Ao lado da dor e da revolta com episódios como o que ocorreu na cidade de Blumenau (SC) ou que tirou a vida da professora Elizabeth Tenreiro em uma escola paulista, vale lembrar, dentre muitos exemplos, a trajetória do hoje bem lembrado Luiz Gama.

Conhecido pela sua atuação enquanto abolicionista, este homem que viveu as dores do cativeiro na própria pele, fez-se livre a partir de si mesmo e auxiliou para que centenas de pessoas escravizadas ilegalmente alcançassem a liberdade. Mas o fez não a partir do título de bacharel em direito, e sim enquanto rábula, uma espécie de advogado prático, o que poderíamos denominar hoje como um conhecedor técnico da jurisprudência. Isso porque ao que as pesquisas históricas apontam, o título de bacharel se fez impossível para ele.

Como a pesquisa de Ana Flávia Magalhães Pinto destacou, a trajetória de Luiz Gama está longe de fortalecer a meritocracia. Por certo, nos oferece elementos para refletirmos acerca das exceções que confirmam regras, ou, como sujeitos alcançados pela exclusão contornaram contratempos de toda a ordem e foram alcançados por eles sem que isso corroborasse necessariamente com o isolamento.

Luiz Gama por volta de 1880. - Domínio Público - Domínio Público
Luiz Gama por volta de 1880.
Imagem: Domínio Público

Mas o que a história de Luiz Gama tem a ver com as discussões que envolvem o NEM atualmente, ou mesmo, com a violência que tem alcançado os ambientes escolares de forma cada vez mais brutal nos últimos tempos? Muito! E para desenrolar esse fio precisamos compreender alguns meandros das proposições contemporâneas.

O Novo Ensino Médio foi criado a partir de uma medida provisória assinada pelo então presidente Michel Temer em 22 de setembro de 2016, o prazo para sua entrada em vigor é o ano corrente e deve estar completamente em execução até 2024, quando atingirá também o Enem. E, como destacado quando de sua publicação, é a maior mudança na nossa educação básica desde que foi promulgada a Lei de Diretrizes e Bases da Educação Brasileira, em 1996.

Além de aumentar as horas na escola, a principal alteração encontra-se na possibilidade de estudantes escolherem os denominados percursos formativos que desejam cursar, o que lhes conferirá contato com áreas de conhecimento e formação técnica e profissional.
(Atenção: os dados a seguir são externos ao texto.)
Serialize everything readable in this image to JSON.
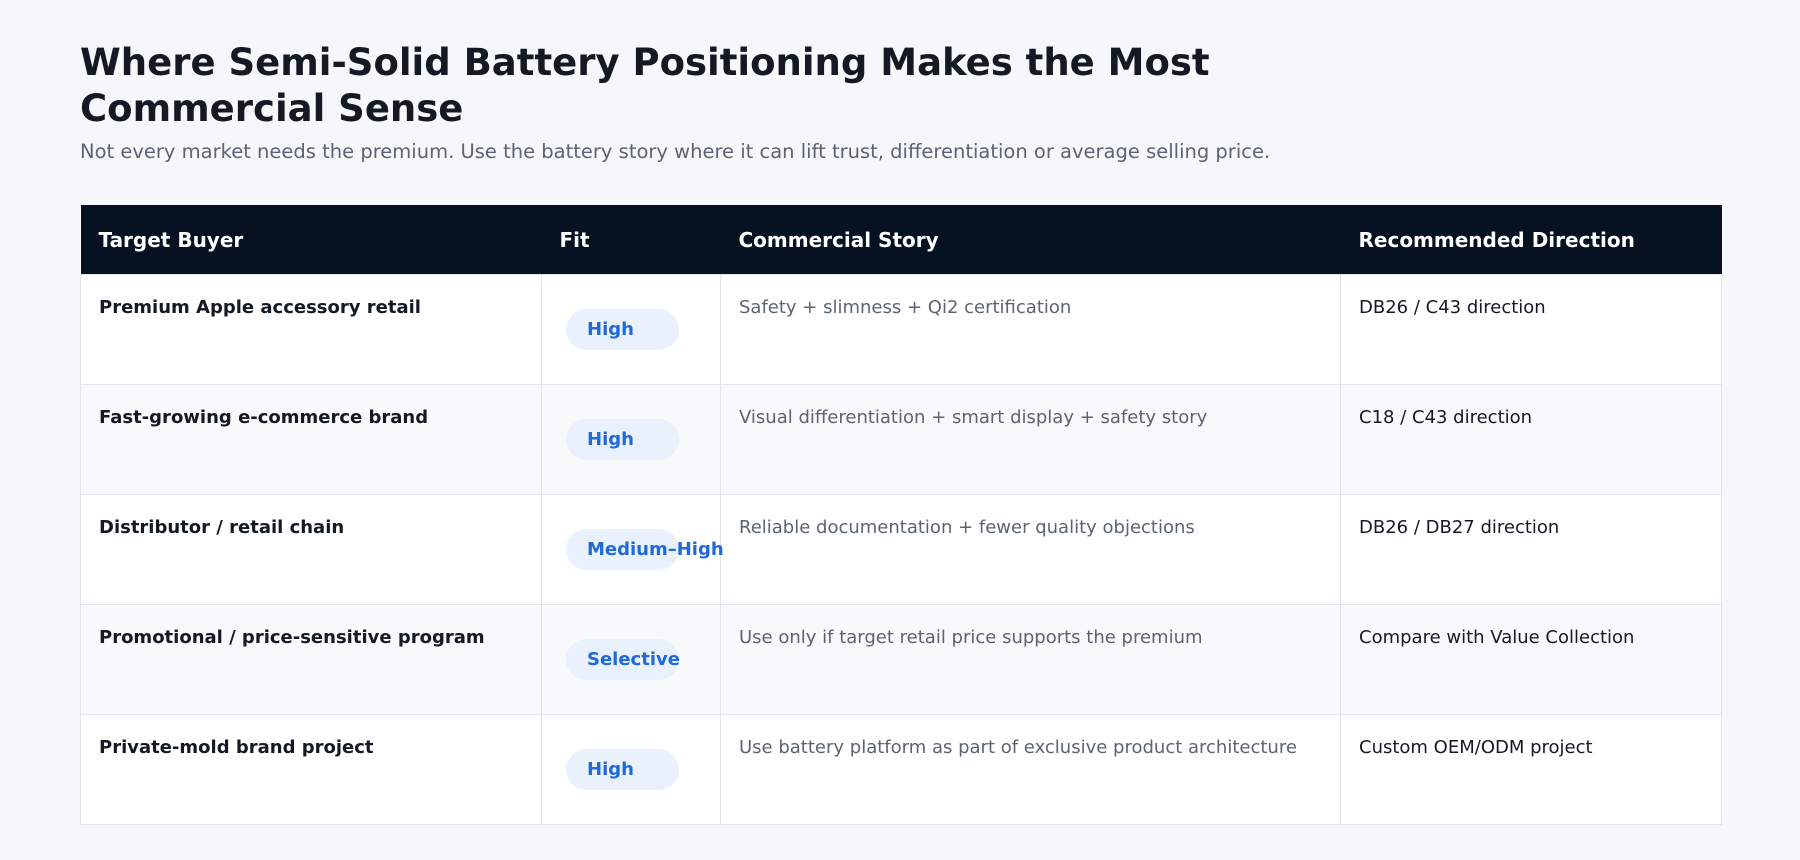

A princípio o projeto pretende incrementar as possibilidades dos alunos, mas é justamente aí que o gargalo se impõe.

É sabido que as estruturas de nossas escolas públicas estão muito longe do ideal e a reforma incide diretamente sobre o contato com disciplinas que visam desenvolver a criticidade, como a história e a filosofia, por exemplo, ao mesmo passo que apesar de viabilizar percursos relacionados às ciências, muitas escolas não dispõem de elementos básicos, como laboratórios devidamente equipados.

Aquela história do rábula que marcou a experiência de Luiz Gama, encontra aqui uma continuidade: como jovens oriundos de escolas públicas que pretendem, ou que minimamente poderiam se ver na universidade pública, terão acesso às condições para tal?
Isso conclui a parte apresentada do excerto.